The saga has led some longtime Burns members to cancel their memberships and vow not to return to the theater. After Thursday’s screening, Chappaqua resident Anne Angowitz told Ziesel that the screening was bittersweet; the Burns had long been a second home for her, but she knew this would likely be the last time she ever set foot in the theater, unless a statement was made apologizing for the clerk’s behavior.
But others angered by the Burns’ actions are not abandoning the theater altogether. Sena Baron, a Sleepy Hollow resident who helped organize the letter-writing campaign calling for October 8 to be screened, said that she would rather continue trying to effect positive change than abandon the theater altogether.
While the Burns held just one screening of the documentary, other local theaters including the Bedford Playhouse held multiple showings.
After the screening, Sachs said she only found out about the controversy at the Burns when her mother, who lives in Florida, learned about it from a social media post and brought it up to her.
“I am super grateful,” she said. “When you make noise and we stand up and we’re vocal, things change.

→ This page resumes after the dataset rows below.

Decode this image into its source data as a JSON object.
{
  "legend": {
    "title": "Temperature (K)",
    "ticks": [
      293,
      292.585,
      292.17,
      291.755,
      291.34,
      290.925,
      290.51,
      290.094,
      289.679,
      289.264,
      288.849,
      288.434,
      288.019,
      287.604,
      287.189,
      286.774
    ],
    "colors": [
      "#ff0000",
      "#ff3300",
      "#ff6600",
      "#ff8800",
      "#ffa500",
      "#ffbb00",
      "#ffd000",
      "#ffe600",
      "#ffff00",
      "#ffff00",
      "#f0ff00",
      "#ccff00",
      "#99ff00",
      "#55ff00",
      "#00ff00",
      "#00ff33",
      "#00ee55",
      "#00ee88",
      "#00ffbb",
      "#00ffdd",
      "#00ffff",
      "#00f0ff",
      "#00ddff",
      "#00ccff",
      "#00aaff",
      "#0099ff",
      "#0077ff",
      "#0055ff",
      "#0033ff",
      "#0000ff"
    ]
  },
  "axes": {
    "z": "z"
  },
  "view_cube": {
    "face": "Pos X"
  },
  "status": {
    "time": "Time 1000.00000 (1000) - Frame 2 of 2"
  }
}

It just shows what a difference you can all make.”
May Day
But if the patrons inside the theater were angry that not enough had been done about the clerk’s alleged outburst, the (perhaps former) staffers handing out fliers outside the theater were upset that the clerk had been let go at all. The pamphlet said the organization’s senior leadership “wrongfully terminated a trusted and considerate employee with no conversation or discussion based on targeted, false, and malicious accusations from a customer.”

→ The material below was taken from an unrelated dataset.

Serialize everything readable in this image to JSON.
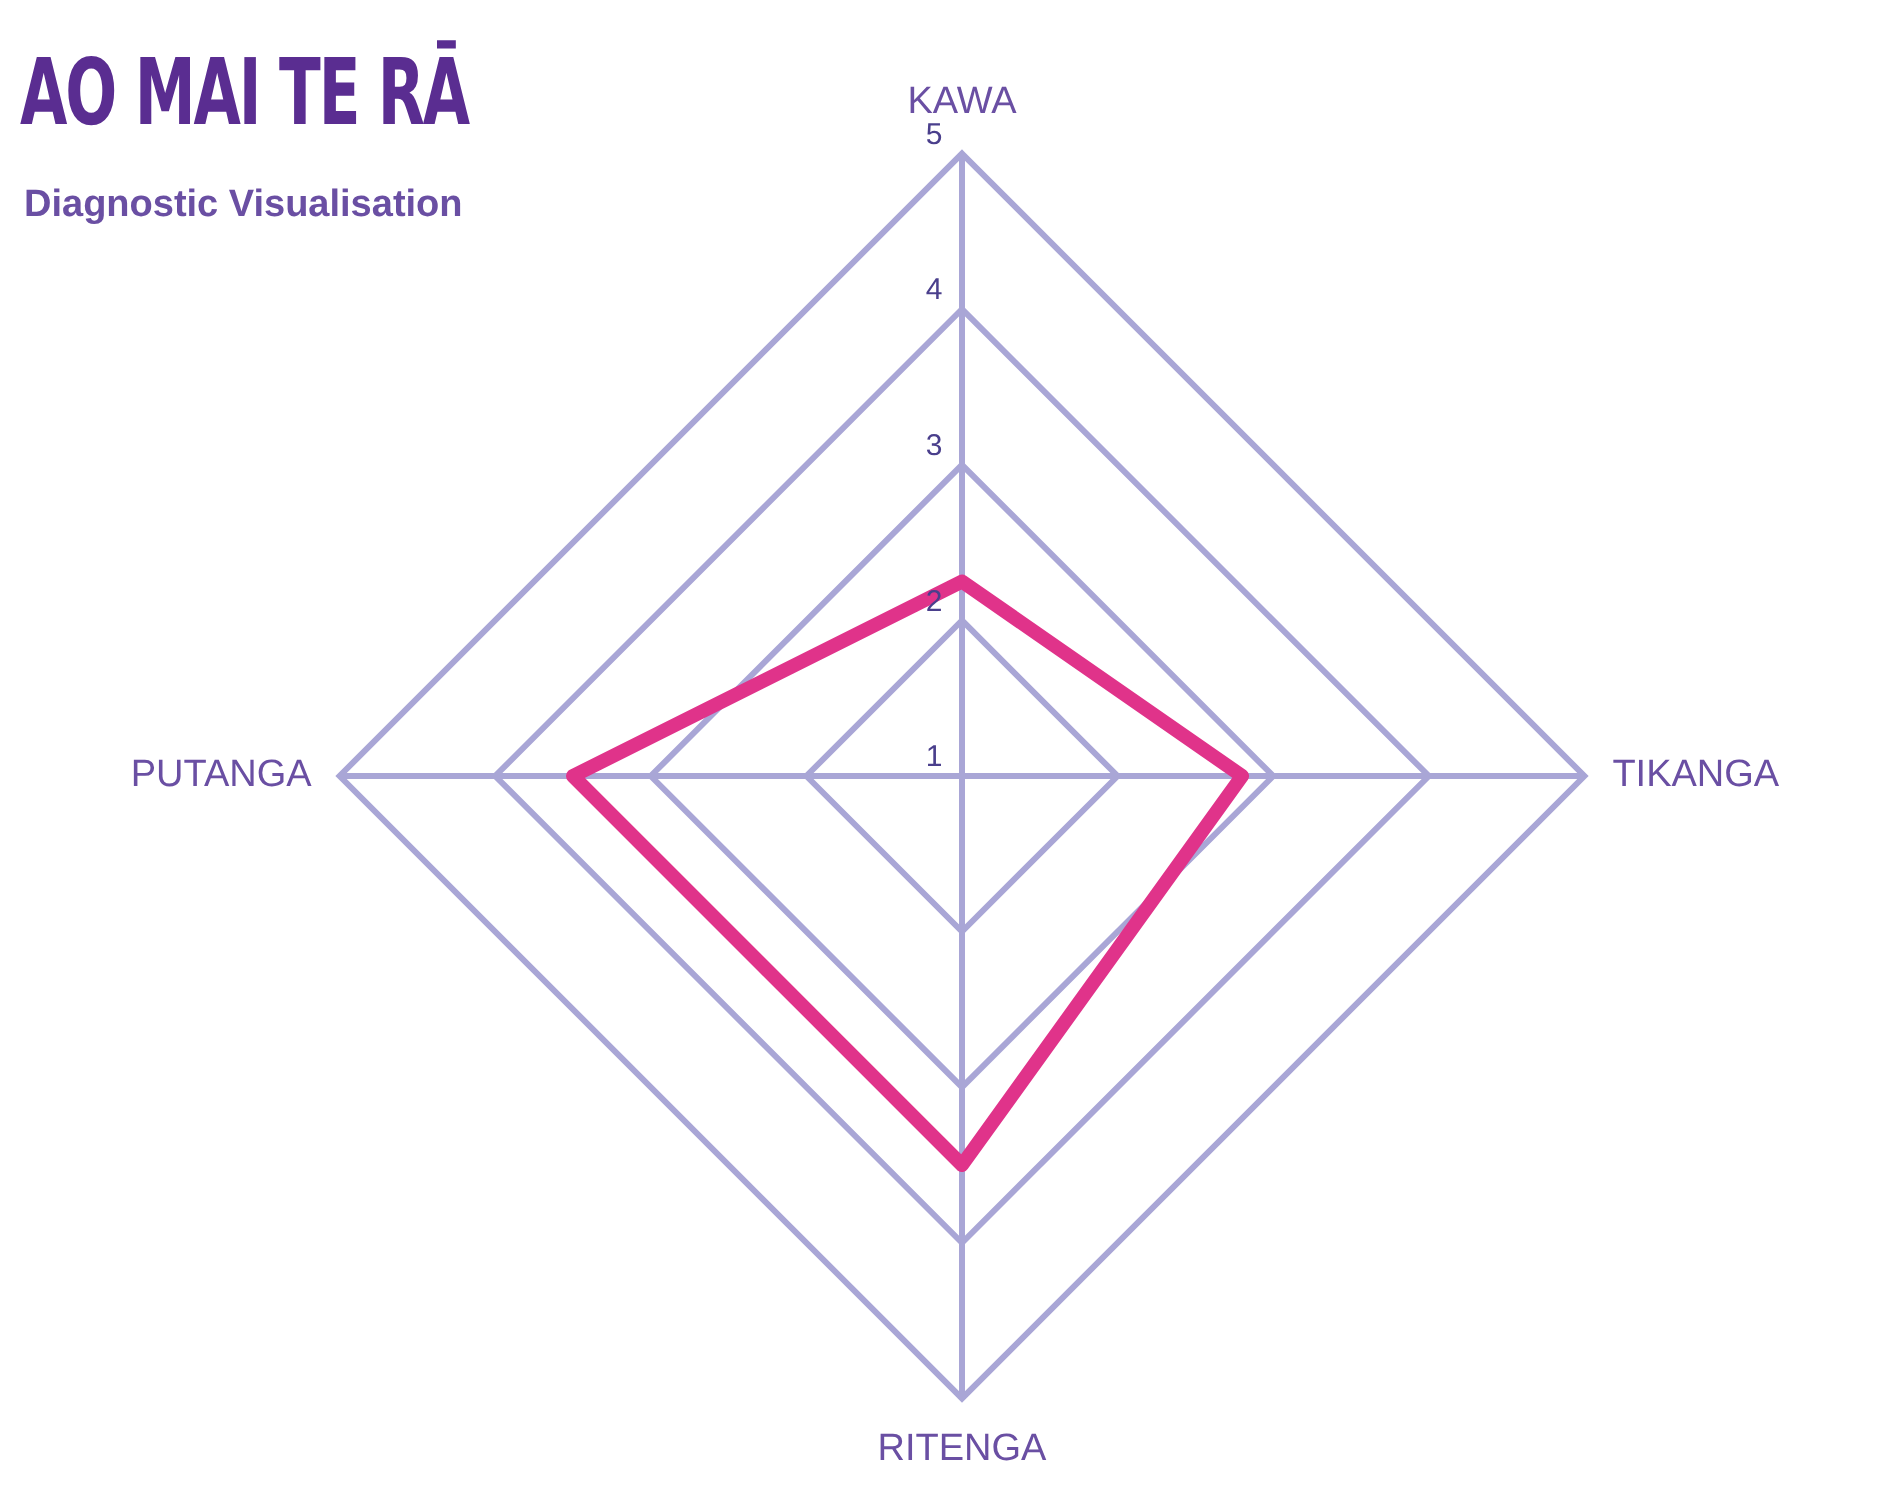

The pamphlet also listed demands of higher wages and safer working conditions, and said that senior leadership harasses employees and dismisses their concerns. It also noted that leadership does not work on holidays, but expects staff to do so.
The employee, who did not give her name, said roughly eight to ten people had participated in the walkout. Asked whether the discussion over whether to show October 8 at the theater had divided the theater’s staff, she acknowledged that it had, as it has caused division within the community. However, she stressed that the walkout was centered on working conditions rather than the one incident or the debate over the documentary. She stressed the connection between the May 1 date, May Day, and her advocacy for workers’ rights.
The employee would not discuss the incident with the clerk, saying she was not there to speak to the media. The Examiner reporter on the scene provided contact information and urged her to pass it along to the clerk, or any other employee willing to speak about the incident. However, no one contacted The Examiner.
JBFC did not respond to an inquiry earlier today about the walkout or about whether the theater planned to issue a statement over the Goldsteins accusations or the request to publicly condemn antisemitism.